On humor amidst hardship

I just saw that tonight’s episode of Saturday Night Live will also be the season finale. 

That revelation filled me with a tiny type of sadness I hadn’t fully felt yet. Please don’t go. I need you. I needed you. 

When SNL attempted its grand experiment 4 weeks ago, giving its performers the space to work without much space, writing and performing from their studio apartments and fancier digs (backdrops that vary depending on a player’s tenure on the show), I was apprehensive. 

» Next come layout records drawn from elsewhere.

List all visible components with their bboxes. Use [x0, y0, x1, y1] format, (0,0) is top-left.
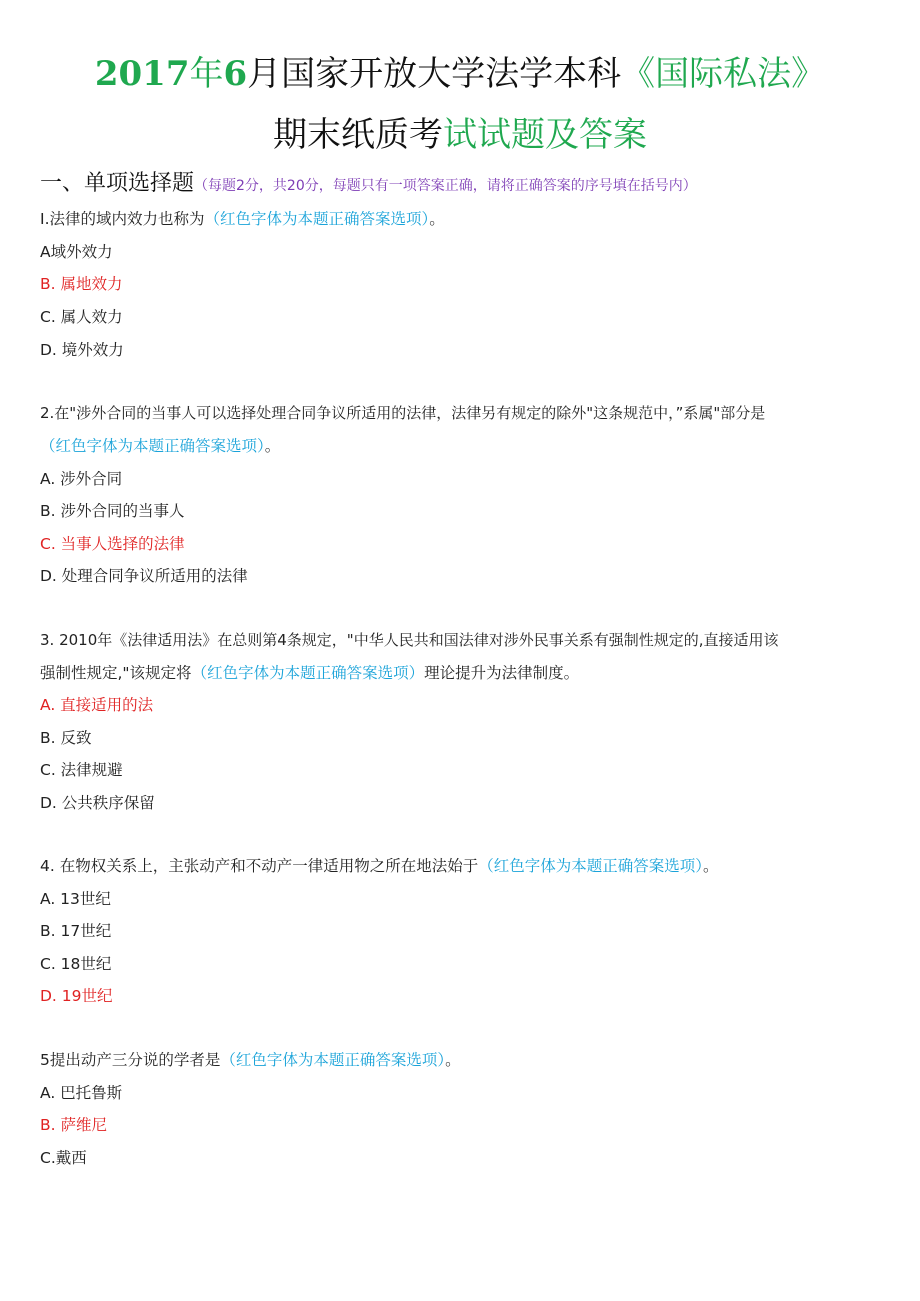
q5-hint: （红色字体为本题正确答案选项） — [220, 1051, 446, 1069]
q5-text: 5提出动产三分说的学者是 — [40, 1051, 221, 1069]
q1-option-d: D. 境外效力 — [40, 341, 124, 359]
q4-hint: （红色字体为本题正确答案选项） — [478, 857, 703, 875]
q3-option-d: D. 公共秩序保留 — [40, 794, 155, 812]
title-month: 6 — [223, 54, 248, 94]
q2-option-a: A. 涉外合同 — [40, 470, 123, 488]
q2-end: 。 — [264, 437, 281, 455]
q2-hint: （红色字体为本题正确答案选项） — [40, 437, 265, 455]
question-4-stem — [40, 854, 719, 878]
q3-text: 3. 2010年《法律适用法》在总则第4条规定，"中华人民共和国法律对涉外民事关系有强制性规定的,直接适用该 — [40, 631, 779, 649]
title-line-1 — [0, 52, 920, 96]
q1-option-c: C. 属人效力 — [40, 308, 123, 326]
section-note: （每题2分，共20分，每题只有一项答案正确，请将正确答案的序号填在括号内） — [194, 178, 697, 194]
q4-option-c: C. 18世纪 — [40, 955, 112, 973]
title-year: 2017 — [94, 54, 190, 94]
q3-option-a: A. 直接适用的法 — [40, 696, 154, 714]
title-answers: 试试题及答案 — [443, 115, 647, 155]
section-title: 一、单项选择题 — [40, 171, 195, 196]
question-3-stem-cont — [40, 661, 579, 685]
q1-option-b: B. 属地效力 — [40, 275, 123, 293]
q5-end: 。 — [445, 1051, 461, 1069]
title-course: 《国际私法》 — [621, 54, 826, 94]
q5-option-c: C.戴西 — [40, 1149, 87, 1167]
question-5-stem — [40, 1048, 461, 1072]
question-1-stem — [40, 207, 445, 231]
q4-text: 4. 在物权关系上，主张动产和不动产一律适用物之所在地法始于 — [40, 857, 479, 875]
q4-end: 。 — [702, 857, 719, 875]
q3-hint: （红色字体为本题正确答案选项） — [191, 664, 425, 682]
question-3-stem — [40, 628, 778, 652]
question-2-stem-cont — [40, 434, 280, 458]
q3-option-c: C. 法律规避 — [40, 761, 123, 779]
title-nian: 年 — [189, 54, 224, 94]
title-line-2 — [0, 113, 920, 157]
title-exam: 期末纸质考 — [273, 115, 443, 155]
title-main: 月国家开放大学法学本科 — [247, 54, 622, 94]
question-2-stem — [40, 401, 765, 425]
q3-end: 理论提升为法律制度。 — [424, 664, 580, 682]
q4-option-b: B. 17世纪 — [40, 922, 112, 940]
q1-option-a: A域外效力 — [40, 243, 113, 261]
q1-hint: （红色字体为本题正确答案选项） — [204, 210, 430, 228]
q1-text: I.法律的域内效力也称为 — [40, 210, 205, 228]
section-heading — [40, 168, 697, 202]
q2-option-d: D. 处理合同争议所适用的法律 — [40, 567, 248, 585]
q2-option-b: B. 涉外合同的当事人 — [40, 502, 185, 520]
q3-option-b: B. 反致 — [40, 729, 92, 747]
q2-option-c: C. 当事人选择的法律 — [40, 535, 185, 553]
q5-option-b: B. 萨维尼 — [40, 1116, 107, 1134]
q1-end: 。 — [429, 210, 445, 228]
q2-text: 2.在"涉外合同的当事人可以选择处理合同争议所适用的法律，法律另有规定的除外"这条规范中，”系属"部分是 — [40, 404, 766, 422]
q4-option-a: A. 13世纪 — [40, 890, 111, 908]
q5-option-a: A. 巴托鲁斯 — [40, 1084, 123, 1102]
q4-option-d: D. 19世纪 — [40, 987, 113, 1005]
q3-text-cont: 强制性规定,"该规定将 — [40, 664, 192, 682]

For being a very awkward person, I don’t like awkwardness. It makes me cringe and shrink, desperate for the slick charm of a well-oiled machine. But Matt and I settled in anyway, because sitting down to watch Saturday Night Live — babies in bed and a drink in hand — contains echoes of another time. We usually stay home, but it used to be voluntary. 

Some of the sketches were indeed awkward. Many of them were genuinely funny. The resourcefulness was mind-blowing. It was an hour and 30 minutes of humor, heart and hope. And nothing is more encouraging during These Uncertain Times than people who keep trying. 

Trying to heal. Trying to invent. Trying to solve, feed, educate, reassure. Trying to elicit a smile from a stressed-out nation. 

Humor is an easy salve for grief and fear. When I lost my dad, returning to Chicago to finish the sketch writing program I’d started earlier in the year felt like a light at the end of a really trying tunnel. I craved the company of funny people. 

Months after my brother died, a dear friend lured me to Kansas City with tickets to a comedy festival, where we sat spitting distance from Amy Schumer, Nick Kroll and other greats. I laughed until I cried at a time when the reverse was more often true. 

And now, this. Grief of a different kind, at a time when television offers a place to go, whether that’s a dubiously managed tiger sanctuary or the cramped apartment of an up-and-coming actor. 

Last week, we sat down to watch NBC’s Parks and Rec reunion, filmed separately in each cast member’s home as a fundraiser for Feeding America. Again, I braced myself for discomfort, a failed attempt to recreate the lightning caught and bottled over 7 years of Thursday nights. Instead, we got a half hour of wonderfully earnest comedy. Pure televised sunshine. 

The need for levity when life is heavy is universal, but it can also seem petty or extravagant when our hierarchy of needs shifts towards survival. 

These days, I am mostly grateful to the doctors and nurses, the scientists and essential works. But I’m saving a small piece of that gratitude for the people who, undaunted by new limitations, keep trying to make us laugh. 



This is a picture of George that has nothing to do with my post.